Editorial
Copyright ©The Author(s) 2015. Published by Baishideng Publishing Group Inc. All rights reserved.
World J Gastrointest Oncol. Oct 15, 2015; 7(10): 172-177
Published online Oct 15, 2015. doi: 10.4251/wjgo.v7.i10.172
Targeted therapies for pancreatic adenocarcinoma: Where do we stand, how far can we go?
Dimitra Grapsa, Muhammad Wasif Saif, Konstantinos Syrigos
Dimitra Grapsa, Konstantinos Syrigos, Oncology Unit, 3rd Department of Medicine, “Sotiria” General Hospital, Athens University School of Medicine, 11527 Athens, Greece
Muhammad Wasif Saif, Tufts Cancer Center, Tufts University School of Medicine, Boston, MA 02111, United States
Author contributions: Grapsa D drafted the manuscript; Saif MW and Syrigos K revised the manuscript for intellectual content.
Conflict-of-interest statement: The authors declare that they have no relevant conflicts of interest.
Open-Access: This article is an open-access article which was selected by an in-house editor and fully peer-reviewed by external reviewers. It is distributed in accordance with the Creative Commons Attribution Non Commercial (CC BY-NC 4.0) license, which permits others to distribute, remix, adapt, build upon this work non-commercially, and license their derivative works on different terms, provided the original work is properly cited and the use is non-commercial. See: http://creativecommons.org/licenses/by-nc/4.0/
Correspondence to: Konstantinos Syrigos, MD, PhD, Professor, Head, Oncology Unit, 3rd Department of Medicine, “Sotiria” General Hospital, Athens University School of Medicine, Mesogion 152, 11527 Athens, Greece. knsyrigos@usa.net
Telephone: +30-210-7475034 Fax: +30-210-7781035
Received: May 26, 2015
Peer-review started: May 28, 2015
First decision: June 18, 2015
Revised: July 10, 2015
Accepted: August 30, 2015
Article in press: August 31, 2015
Published online: October 15, 2015
Processing time: 146 Days and 4 Hours
Abstract

Pancreatic adenocarcinoma (usually referred to as pancreatic cancer) is a highly lethal and aggressive malignancy with a disease-related mortality almost equaling its incidence, and one of the most challenging cancers to treat. The notorious resistance of pancreatic cancer not only to conventional cytotoxic therapies but also to almost all targeted agents developed to date, continues to puzzle the oncological community and represents one of the biggest hurdles to reducing the death toll from this ominous disease. This editorial highlights the most important recent advances in preclinical and clinical research, with regards to targeted therapeutics for pancreatic cancer, outlines current challenges and provides an overview of potential future perspectives in this rapidly evolving field.
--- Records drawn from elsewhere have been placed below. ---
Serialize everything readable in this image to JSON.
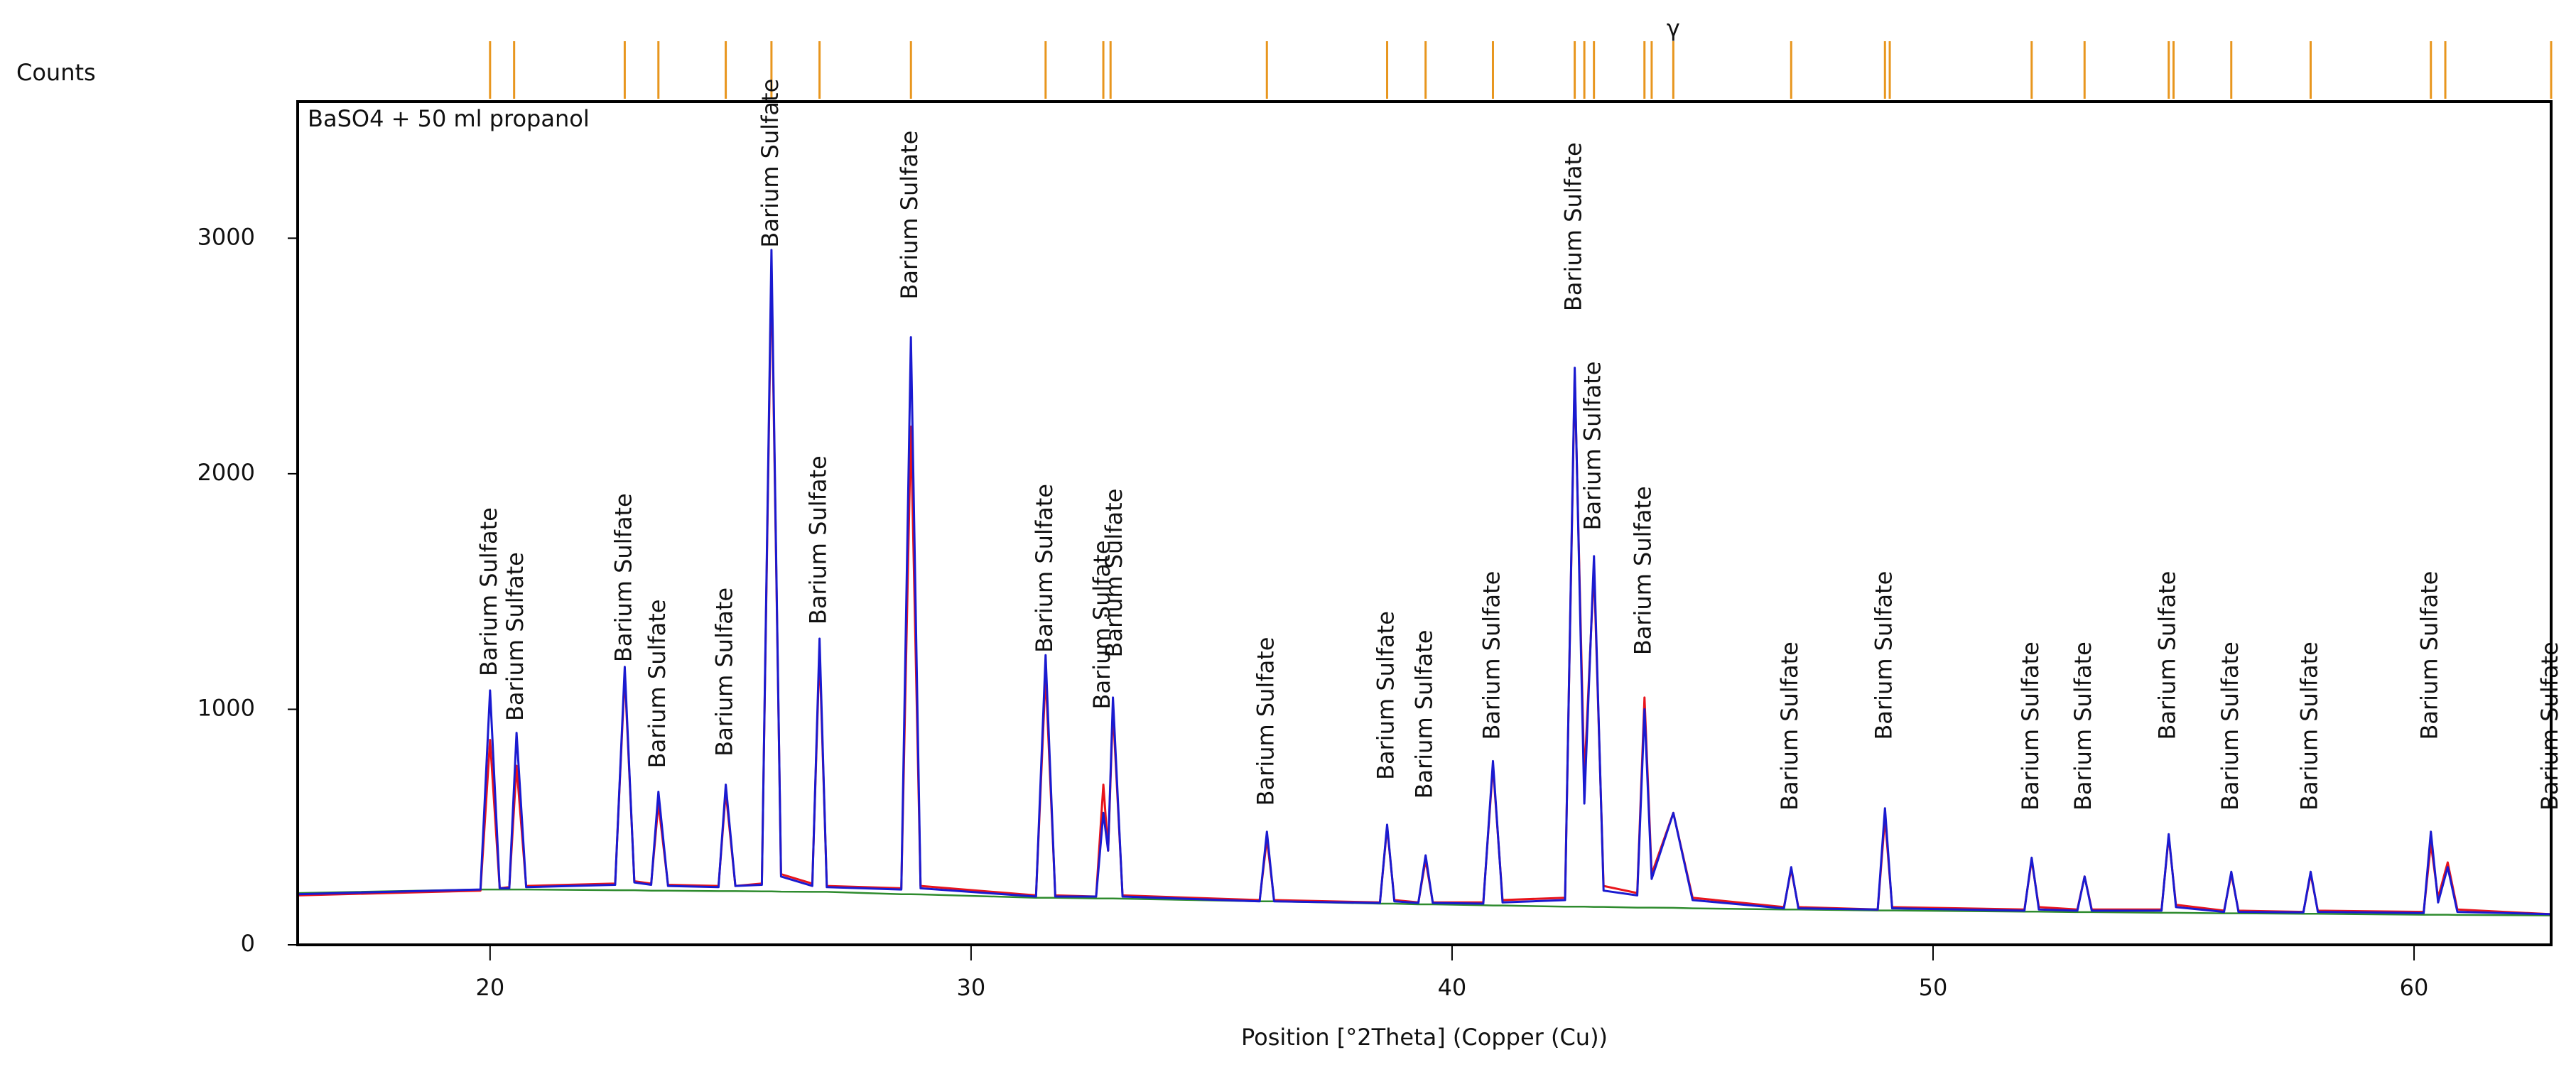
{
  "chart_data": {
    "type": "line",
    "title": "BaSO4 + 50 ml propanol",
    "y_label": "Counts",
    "x_label": "Position [°2Theta] (Copper (Cu))",
    "xlim": [
      16,
      62.85
    ],
    "ylim": [
      0,
      3580
    ],
    "xticks": [
      20,
      30,
      40,
      50,
      60
    ],
    "yticks": [
      0,
      1000,
      2000,
      3000
    ],
    "x": [
      16.0,
      19.8,
      20.0,
      20.2,
      20.4,
      20.55,
      20.75,
      22.6,
      22.8,
      23.0,
      23.35,
      23.5,
      23.7,
      24.75,
      24.9,
      25.1,
      25.65,
      25.85,
      26.05,
      26.7,
      26.85,
      27.0,
      28.55,
      28.75,
      28.95,
      31.35,
      31.55,
      31.75,
      32.6,
      32.75,
      32.85,
      32.95,
      33.15,
      36.0,
      36.15,
      36.3,
      38.5,
      38.65,
      38.8,
      39.3,
      39.45,
      39.6,
      40.65,
      40.85,
      41.05,
      42.35,
      42.55,
      42.75,
      42.95,
      43.15,
      43.85,
      44.0,
      44.15,
      44.6,
      45.0,
      46.9,
      47.05,
      47.2,
      48.85,
      49.0,
      49.15,
      51.9,
      52.05,
      52.2,
      53.0,
      53.15,
      53.3,
      54.75,
      54.9,
      55.05,
      56.05,
      56.2,
      56.35,
      57.7,
      57.85,
      58.0,
      60.2,
      60.35,
      60.5,
      60.7,
      60.9,
      62.85
    ],
    "series": [
      {
        "color": "#e8141b",
        "values": [
          210,
          230,
          870,
          240,
          245,
          760,
          250,
          260,
          1150,
          270,
          260,
          600,
          255,
          250,
          650,
          250,
          260,
          2880,
          300,
          260,
          1250,
          250,
          240,
          2200,
          250,
          210,
          1150,
          210,
          205,
          680,
          400,
          1000,
          210,
          190,
          450,
          190,
          180,
          500,
          190,
          180,
          360,
          180,
          180,
          760,
          190,
          200,
          2420,
          700,
          1600,
          250,
          220,
          1050,
          300,
          560,
          200,
          160,
          320,
          160,
          150,
          540,
          160,
          150,
          360,
          160,
          150,
          290,
          150,
          150,
          460,
          170,
          145,
          300,
          145,
          140,
          300,
          145,
          140,
          430,
          200,
          350,
          150,
          130
        ]
      },
      {
        "color": "#1a1ad0",
        "values": [
          215,
          235,
          1080,
          240,
          240,
          900,
          245,
          255,
          1180,
          265,
          255,
          650,
          250,
          245,
          680,
          250,
          255,
          2950,
          290,
          250,
          1300,
          245,
          235,
          2580,
          240,
          205,
          1230,
          205,
          205,
          560,
          400,
          1050,
          205,
          185,
          480,
          185,
          178,
          510,
          185,
          178,
          380,
          178,
          175,
          780,
          180,
          190,
          2450,
          600,
          1650,
          230,
          210,
          1000,
          280,
          560,
          190,
          155,
          330,
          155,
          150,
          580,
          155,
          145,
          370,
          150,
          145,
          290,
          145,
          145,
          470,
          160,
          140,
          310,
          140,
          138,
          310,
          140,
          135,
          480,
          180,
          330,
          140,
          130
        ]
      },
      {
        "color": "#2e8b2e",
        "values": [
          220,
          235,
          235,
          235,
          235,
          235,
          235,
          232,
          232,
          232,
          230,
          230,
          230,
          228,
          228,
          228,
          227,
          227,
          226,
          225,
          225,
          225,
          215,
          215,
          214,
          200,
          200,
          200,
          197,
          197,
          197,
          197,
          196,
          185,
          185,
          185,
          175,
          175,
          175,
          172,
          172,
          172,
          168,
          167,
          167,
          162,
          162,
          162,
          161,
          161,
          158,
          158,
          158,
          157,
          155,
          150,
          150,
          150,
          146,
          146,
          146,
          141,
          141,
          141,
          139,
          139,
          139,
          136,
          136,
          136,
          134,
          134,
          134,
          132,
          132,
          132,
          128,
          128,
          128,
          128,
          127,
          125
        ]
      }
    ],
    "annotations": [
      {
        "x": 20.0,
        "y": 1140,
        "text": "Barium Sulfate"
      },
      {
        "x": 20.55,
        "y": 950,
        "text": "Barium Sulfate"
      },
      {
        "x": 22.8,
        "y": 1200,
        "text": "Barium Sulfate"
      },
      {
        "x": 23.5,
        "y": 750,
        "text": "Barium Sulfate"
      },
      {
        "x": 24.9,
        "y": 800,
        "text": "Barium Sulfate"
      },
      {
        "x": 25.85,
        "y": 2960,
        "text": "Barium Sulfate"
      },
      {
        "x": 26.85,
        "y": 1360,
        "text": "Barium Sulfate"
      },
      {
        "x": 28.75,
        "y": 2740,
        "text": "Barium Sulfate"
      },
      {
        "x": 31.55,
        "y": 1240,
        "text": "Barium Sulfate"
      },
      {
        "x": 32.75,
        "y": 1000,
        "text": "Barium Sulfate"
      },
      {
        "x": 33.0,
        "y": 1220,
        "text": "Barium Sulfate"
      },
      {
        "x": 36.15,
        "y": 590,
        "text": "Barium Sulfate"
      },
      {
        "x": 38.65,
        "y": 700,
        "text": "Barium Sulfate"
      },
      {
        "x": 39.45,
        "y": 620,
        "text": "Barium Sulfate"
      },
      {
        "x": 40.85,
        "y": 870,
        "text": "Barium Sulfate"
      },
      {
        "x": 42.55,
        "y": 2690,
        "text": "Barium Sulfate"
      },
      {
        "x": 42.95,
        "y": 1760,
        "text": "Barium Sulfate"
      },
      {
        "x": 44.0,
        "y": 1230,
        "text": "Barium Sulfate"
      },
      {
        "x": 47.05,
        "y": 570,
        "text": "Barium Sulfate"
      },
      {
        "x": 49.0,
        "y": 870,
        "text": "Barium Sulfate"
      },
      {
        "x": 52.05,
        "y": 570,
        "text": "Barium Sulfate"
      },
      {
        "x": 53.15,
        "y": 570,
        "text": "Barium Sulfate"
      },
      {
        "x": 54.9,
        "y": 870,
        "text": "Barium Sulfate"
      },
      {
        "x": 56.2,
        "y": 570,
        "text": "Barium Sulfate"
      },
      {
        "x": 57.85,
        "y": 570,
        "text": "Barium Sulfate"
      },
      {
        "x": 60.35,
        "y": 870,
        "text": "Barium Sulfate"
      },
      {
        "x": 62.85,
        "y": 570,
        "text": "Barium Sulfate"
      }
    ],
    "phase_markers": [
      20.0,
      20.5,
      22.8,
      23.5,
      24.9,
      25.85,
      26.85,
      28.75,
      31.55,
      32.75,
      32.9,
      36.15,
      38.65,
      39.45,
      40.85,
      42.55,
      42.75,
      42.95,
      44.0,
      44.15,
      44.6,
      47.05,
      49.0,
      49.1,
      52.05,
      53.15,
      54.9,
      55.0,
      56.2,
      57.85,
      60.35,
      60.65,
      62.85
    ],
    "phase_marker_color": "#e8961e",
    "phase_symbol": {
      "x": 44.6,
      "text": "γ"
    }
  }
}
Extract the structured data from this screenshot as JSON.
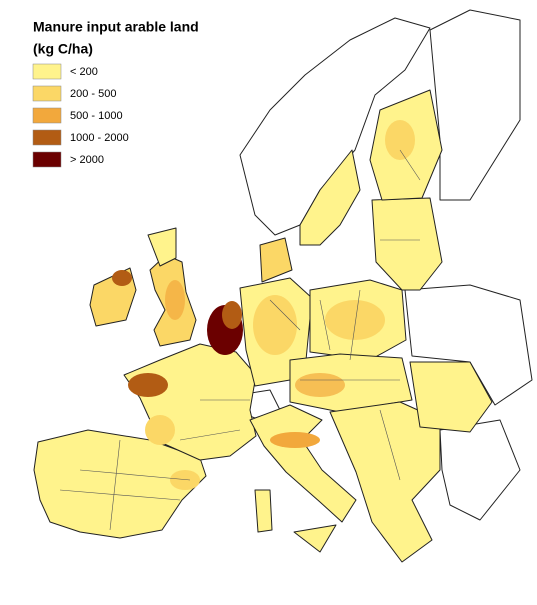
{
  "title": "Manure input arable land",
  "unit": "(kg C/ha)",
  "legend": [
    {
      "label": "< 200",
      "color": "#fff38c"
    },
    {
      "label": "200 - 500",
      "color": "#fbd766"
    },
    {
      "label": "500 - 1000",
      "color": "#f2a83c"
    },
    {
      "label": "1000 - 2000",
      "color": "#b25c14"
    },
    {
      "label": "> 2000",
      "color": "#6b0000"
    }
  ]
}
Keywords: Clinical; Cytotoxic chemotherapy; Pancreatic cancer; Preclinical; Targeted agents

Core tip: Expansion of our knowledge regarding the molecular basis of pancreatic cancer has facilitated the development of a significant number of innovative targeted therapies for this lethal disease. Almost all these agents have, nevertheless, failed to produce statistically significant survival benefits when tested in clinical trial settings; therefore, successful clinical translation of preclinical advancements in pancreatic cancer research has yet to be materialized. Future treatment options might include multi-targeted and individualized molecular therapies, ideally guided by patient-specific genomic data, in combination with conventional cytotoxic or other regimens.